POJOKBANDUNG.COM – Fakultas Hukum Universitas Islam Indonesia menyelenggarakan bedah buku hasil eksaminasi terhadap putusan perkara tindak pidana korupsi pada Pengadilan Negeri Banjarmasin Nomor 40/Pid.Sus-TPK/2022/PN.BJM. jo Putusan Banding Nomor 03/Pid.Sus-TPK/2023/PT.BJM. jo Putusan Kasasi Nomor 3741 K/Pid.Sus/2023 Atas Nama Terdakwa Mardani H. Mamin.
Buku dengan judul ‘Mengungkap Kesalahan dan Kehilangan Hakim dalam Mengadili Perkara Mardani H Maming’ mendapatkan perhatian dari berbagai pakar.
Tercatat, ada 10 orang yang tergabung dalam Tim eksamintator diantaranya Ahli Hukum Perdata/Hukum Bisnis, Prof Ridwan Khairandy.
Ahli Hukum Pidana, Mudzakkir, Prof Hanafi Amrani, dan Muhammad Arif Setiawan.
Ahli Hukum Administrasi Negara, Prof Ridwan HR. Ahli Hukum Pidana dan Kriminologi, Eva Achjani Zulfa. Ahli Hukum Keperdataan, Nurjihad.
Ahli Hukum Pidana dan Viktimologi, Mahrus Ali. Ahli Hukum Perdata/ Hukum Perusahaan, Karina Dwi Nugrahati Putri. Ahli Hukum Perdata/Hukum Perusahaan, Ratna Hartanto.
Dalam kegiatan bedah buku yang diterbitkan oleh CLDS FH UII, bekerjasama dengan Penerbit buku Rajawali hadir 3 guru besar sebagai pembedah sekaligus pembuat legal opini dan amicus curiae.
Pembicara pertama, Prof. Romli Atmasasmita mengatakan, setelah melakukan kajian hukum atas putusan PN, PT dan Kasasi dalam perkara korupsi atas nama Mardani Maming, serta setelah dilakukannya bedah buku tersebut dapat disampaikan 9 kesimpulan.
“Terpidana Mardani Maming (MM) tidak terbukti melakukan tindak pidana korupsi sebagaimana diuraikan dalam surat dakwaan penuntut umum,” kata Prof. Romli.

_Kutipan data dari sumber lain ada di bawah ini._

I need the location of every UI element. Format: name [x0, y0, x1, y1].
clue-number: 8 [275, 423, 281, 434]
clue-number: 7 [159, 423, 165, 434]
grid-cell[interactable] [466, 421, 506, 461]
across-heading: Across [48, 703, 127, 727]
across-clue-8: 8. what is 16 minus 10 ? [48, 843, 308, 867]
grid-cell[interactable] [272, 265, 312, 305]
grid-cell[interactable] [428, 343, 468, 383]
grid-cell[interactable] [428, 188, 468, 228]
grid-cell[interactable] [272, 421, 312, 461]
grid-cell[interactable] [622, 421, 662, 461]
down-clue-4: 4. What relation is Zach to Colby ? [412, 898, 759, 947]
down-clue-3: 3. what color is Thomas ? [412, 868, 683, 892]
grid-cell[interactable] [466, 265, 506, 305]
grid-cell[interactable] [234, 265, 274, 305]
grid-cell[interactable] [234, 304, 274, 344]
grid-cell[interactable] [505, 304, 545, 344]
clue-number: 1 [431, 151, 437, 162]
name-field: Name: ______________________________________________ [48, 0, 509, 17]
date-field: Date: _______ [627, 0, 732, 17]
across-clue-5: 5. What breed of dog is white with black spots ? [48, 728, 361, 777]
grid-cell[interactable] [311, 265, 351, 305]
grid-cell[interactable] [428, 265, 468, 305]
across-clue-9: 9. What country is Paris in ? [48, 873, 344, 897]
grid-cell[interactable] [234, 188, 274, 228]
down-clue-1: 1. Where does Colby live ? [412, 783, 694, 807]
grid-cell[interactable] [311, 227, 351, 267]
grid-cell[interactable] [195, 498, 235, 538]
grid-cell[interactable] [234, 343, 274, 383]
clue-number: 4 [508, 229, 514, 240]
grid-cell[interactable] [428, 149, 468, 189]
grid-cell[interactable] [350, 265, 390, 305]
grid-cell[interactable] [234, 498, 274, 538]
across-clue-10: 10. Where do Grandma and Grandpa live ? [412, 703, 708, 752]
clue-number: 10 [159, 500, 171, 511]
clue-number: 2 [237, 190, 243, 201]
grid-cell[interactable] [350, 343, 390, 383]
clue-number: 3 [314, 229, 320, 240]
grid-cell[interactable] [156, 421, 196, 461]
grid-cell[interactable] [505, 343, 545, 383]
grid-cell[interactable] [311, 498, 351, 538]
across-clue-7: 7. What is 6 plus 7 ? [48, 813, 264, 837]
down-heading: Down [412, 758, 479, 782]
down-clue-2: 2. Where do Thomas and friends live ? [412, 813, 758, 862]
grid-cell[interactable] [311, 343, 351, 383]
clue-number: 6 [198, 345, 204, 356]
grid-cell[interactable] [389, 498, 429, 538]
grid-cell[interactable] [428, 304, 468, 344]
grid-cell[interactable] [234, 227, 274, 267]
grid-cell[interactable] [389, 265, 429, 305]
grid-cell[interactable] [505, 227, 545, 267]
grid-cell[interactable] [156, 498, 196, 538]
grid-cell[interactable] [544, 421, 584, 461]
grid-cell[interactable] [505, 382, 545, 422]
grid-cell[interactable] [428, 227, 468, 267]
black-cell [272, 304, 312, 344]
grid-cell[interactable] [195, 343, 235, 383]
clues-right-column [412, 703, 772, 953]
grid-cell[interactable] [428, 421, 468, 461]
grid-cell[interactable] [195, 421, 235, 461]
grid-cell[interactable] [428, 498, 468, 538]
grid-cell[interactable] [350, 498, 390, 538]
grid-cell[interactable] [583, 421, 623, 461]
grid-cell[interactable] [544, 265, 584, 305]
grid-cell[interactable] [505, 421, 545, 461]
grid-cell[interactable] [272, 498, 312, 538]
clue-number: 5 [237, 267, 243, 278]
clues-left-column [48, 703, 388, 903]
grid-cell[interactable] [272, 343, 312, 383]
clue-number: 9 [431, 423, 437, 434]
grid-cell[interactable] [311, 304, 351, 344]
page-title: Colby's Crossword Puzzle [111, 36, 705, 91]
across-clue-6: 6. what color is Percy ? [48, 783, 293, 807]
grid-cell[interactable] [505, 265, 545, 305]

Menurutnya, putusan majelis hakim tingkat pertama, banding dan kasasi dibangun dengan konstruksi hukum berdasarkan asumsi dan imajinasi saja karena tidak mempertimbangkan fakta-fakta hukum serta tidak berbasis evidence/bukti yang tersampaikan dimuka persidangan.
Kedua, dakwaan/tuntutan terhadap terdakwa tampak terlalu dipaksakan karena fakta yang terungkap dalam persidangan tidak dilandasi bukti yang cukup bahwa terdakwa Mardani H Maming secara nyata penerimaan-penerimaan uang yang disangkakan kepada terpidana ternyata adalah tagihan-tagihan perusahaan yang didasari atas perjanjian kerjasama sebagaimana putusan pengadilan niaga yang telah inkrach.
Ketiga, lanjutnya, dakwaan yang dibangun adalah pasal suap, namun si pemberi suap tidak pernah diperiksa baik tingkat penyidikan sampai persidangan.
“Karena tidak dapat dibuktikan meeting of mind antara pemberi suap Alm Hendry Setio kepada dan Terpidana Mardani H. Maming yang disangkakan kepada Terpidana maka kemudian penuntut umum menyatakan adanya “kesepakatan diam-diam” yang secara hukum tidak dikenal dalam ilmu hukum pidana,” tuturnya.